By Paul Harris/Washington
It’s been 40 years since the Watergate break-in, the scandal that set the standard for all political scandals to come. Now a new book reveals a heretofore unknown story of a whistleblower who has a connection to Variety.
Don Fulsom, the author of the recently published “Nixon’s Darkest Secrets: The Inside Story of America’s Most Troubled President” (St. Martin’s Press), includes the tale of Tom Girard, who in 1972 was assistant press secretary for the Committee to Re-elect the President (CREEP), which was behind the break-in at the Democratic National Committee headquarters at the Watergate office building. Girard later covered TV and cable for Variety in the 1980s.
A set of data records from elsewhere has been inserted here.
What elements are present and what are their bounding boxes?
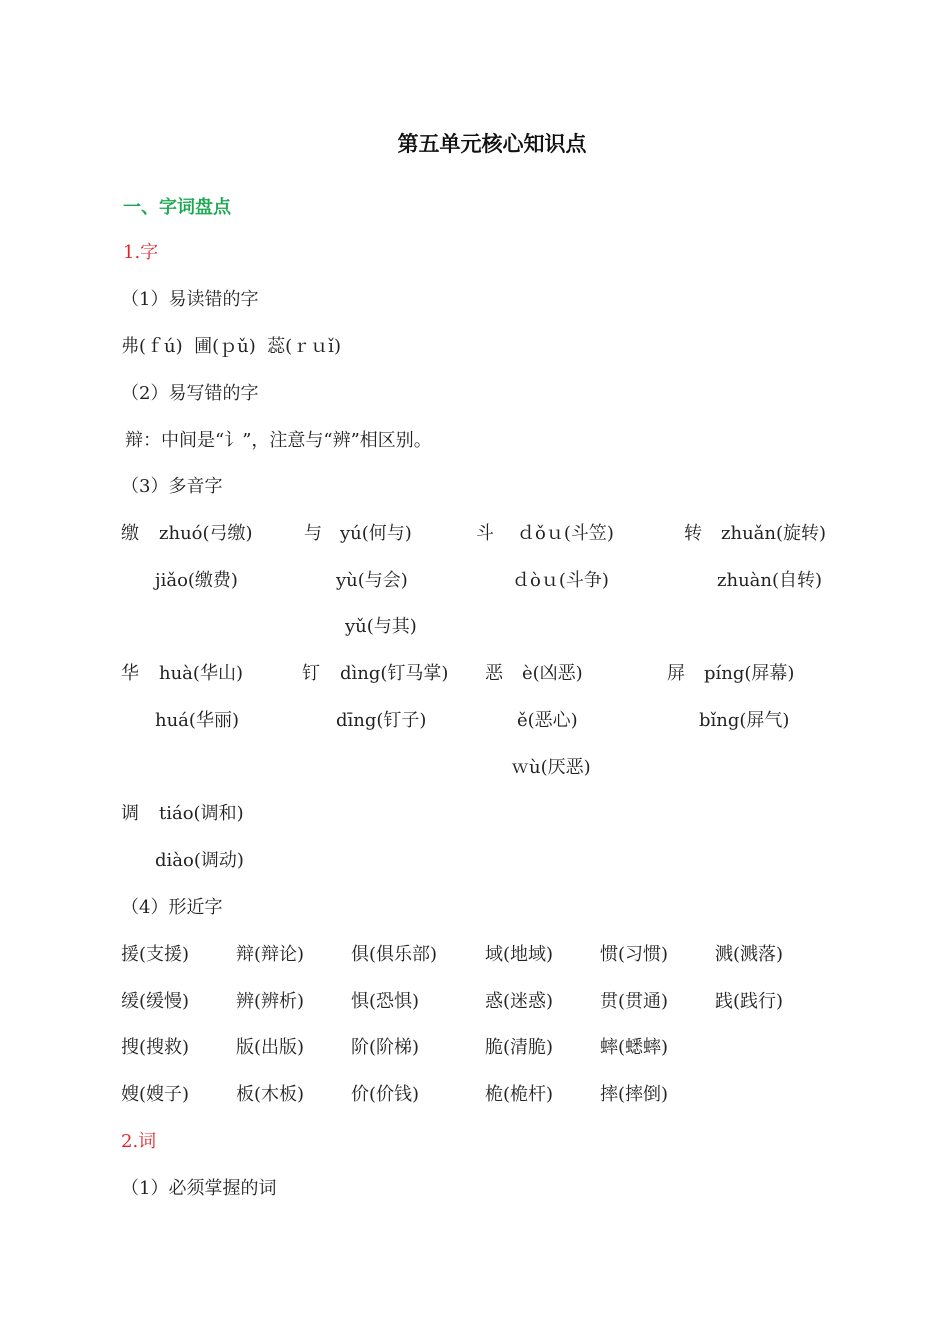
polyphonic-reading: zhuó(弓缴)	[159, 523, 253, 544]
polyphonic-char: 恶	[485, 663, 503, 684]
similar-char-item: 惑(迷惑)	[485, 991, 554, 1012]
polyphonic-char: 屏	[667, 663, 685, 684]
polyphonic-reading: yù(与会)	[336, 570, 408, 591]
polyphonic-reading: ｄǒｕ(斗笠)	[517, 523, 614, 544]
similar-char-item: 嫂(嫂子)	[121, 1084, 190, 1105]
miswritten-chars-line: 辩：中间是“讠”，注意与“辨”相区别。	[125, 430, 432, 451]
polyphonic-reading: ě(恶心)	[517, 710, 578, 731]
similar-char-item: 域(地域)	[485, 944, 554, 965]
polyphonic-char: 调	[121, 803, 139, 824]
similar-char-item: 版(出版)	[236, 1037, 305, 1058]
similar-char-item: 溅(溅落)	[715, 944, 784, 965]
similar-char-item: 缓(缓慢)	[121, 991, 190, 1012]
sub-heading-similar: （4）形近字	[121, 897, 223, 918]
similar-char-item: 践(践行)	[715, 991, 784, 1012]
polyphonic-reading: dīng(钉子)	[336, 710, 427, 731]
similar-char-item: 桅(桅杆)	[485, 1084, 554, 1105]
polyphonic-reading: píng(屏幕)	[704, 663, 795, 684]
sub-heading-miswritten: （2）易写错的字	[121, 383, 259, 404]
similar-char-item: 俱(俱乐部)	[351, 944, 438, 965]
sub-heading-must-master: （1）必须掌握的词	[121, 1178, 277, 1199]
polyphonic-char: 与	[304, 523, 322, 544]
similar-char-item: 援(支援)	[121, 944, 190, 965]
similar-char-item: 摔(摔倒)	[600, 1084, 669, 1105]
similar-char-item: 辨(辨析)	[236, 991, 305, 1012]
polyphonic-reading: huà(华山)	[159, 663, 243, 684]
polyphonic-reading: zhuàn(自转)	[717, 570, 823, 591]
similar-char-item: 阶(阶梯)	[351, 1037, 420, 1058]
polyphonic-reading: dìng(钉马掌)	[340, 663, 449, 684]
polyphonic-char: 华	[121, 663, 139, 684]
polyphonic-char: 钉	[302, 663, 320, 684]
polyphonic-reading: è(凶恶)	[522, 663, 583, 684]
similar-char-item: 惯(习惯)	[600, 944, 669, 965]
sub-heading-polyphonic: （3）多音字	[121, 476, 223, 497]
similar-char-item: 搜(搜救)	[121, 1037, 190, 1058]
polyphonic-reading: bǐng(屏气)	[699, 710, 790, 731]
polyphonic-reading: yú(何与)	[340, 523, 412, 544]
similar-char-item: 蟀(蟋蟀)	[600, 1037, 669, 1058]
similar-char-item: 脆(清脆)	[485, 1037, 554, 1058]
polyphonic-reading: tiáo(调和)	[159, 803, 244, 824]
similar-char-item: 贯(贯通)	[600, 991, 669, 1012]
similar-char-item: 板(木板)	[236, 1084, 305, 1105]
similar-char-item: 价(价钱)	[351, 1084, 420, 1105]
page-title: 第五单元核心知识点	[397, 132, 587, 156]
polyphonic-reading: jiǎo(缴费)	[155, 570, 238, 591]
polyphonic-char: 缴	[121, 523, 139, 544]
similar-char-item: 惧(恐惧)	[351, 991, 420, 1012]
part-heading-words: 2.词	[121, 1131, 157, 1152]
polyphonic-char: 斗	[476, 523, 494, 544]
polyphonic-reading: huá(华丽)	[155, 710, 239, 731]
similar-char-item: 辩(辩论)	[236, 944, 305, 965]
polyphonic-reading: zhuǎn(旋转)	[721, 523, 827, 544]
polyphonic-char: 转	[684, 523, 702, 544]
polyphonic-reading: diào(调动)	[155, 850, 244, 871]
misread-chars-line: 弗(ｆú) 圃(ｐǔ) 蕊(ｒｕǐ)	[121, 336, 341, 357]
section-heading-words: 一、字词盘点	[123, 197, 231, 218]
sub-heading-misread: （1）易读错的字	[121, 289, 259, 310]
polyphonic-reading: ｗù(厌恶)	[511, 757, 591, 778]
polyphonic-reading: ｄòｕ(斗争)	[512, 570, 609, 591]
polyphonic-reading: yǔ(与其)	[345, 616, 417, 637]
part-heading-characters: 1.字	[123, 242, 159, 263]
Fulsom, a White House correspondent for UPI Audio, says Girard tipped him off of the connection of the Watergate break-in to the Nixon re-election campaign before it was uncovered by Bob Woodward and Carl Bernstein.
“Tom is one of the unsung heroes of Watergate; he is the original Watergate whistleblower,” Fulsom says.
Girard, who died in 2004, was a popular reporter at Variety who quickly earned a reputation for his no-nonsense coverage of the lengthy trial of the libel suit filed against CBS by Gen. William C. Westmoreland.
In the book’s introduction, Fulsom writes: “At 8 a.m. on June 18, 1972, I was at the Key Biscayne Hotel covering President Nixon on one of his frequent weekends in the Florida-Bahamas sunshine with Charles “Bebe” Rebozo, and I got a call from Washington. The caller was Tom Girard, a close buddy, a former radio reporter who had gone on to become the deputy press secretary for CREEP, the Committee to Re-elect the President.
“Tom had just read the early edition of the Washington Post, in which there had been a photo of the five Watergate burglars along with their names. ‘The guy they’re identifying as Edward Martin is not Edward Martin,’ Tom told me. ‘That’s James McCord. … McCord is the top security man for CREEP, and he’s a former CIA agent who’s in charge of security for the CIA.’
“My story linking CREEP to the Watergate burglary was broadcast to UPI Audio’s 1,200 radio clients at 10:10 a.m. It was one of those ‘reliable source’ stories that would be very hard to trace.”
Fulsom says the episode and other questionable Nixon campaign tactics prompted the principled Girard to resign after only a few months in the post. He says Girard also wanted to leak the truth to a trusted colleague who would carefully protect his identity.
Sandwiched around Girard’s short-lived tenure with CREEP were stints as a radio newsman for the D.C. bureaus of Metromedia and Westinghouse Broadcasting. While in D.C., he helped create and produced the “Close Up” series on the C-SPAN cable network.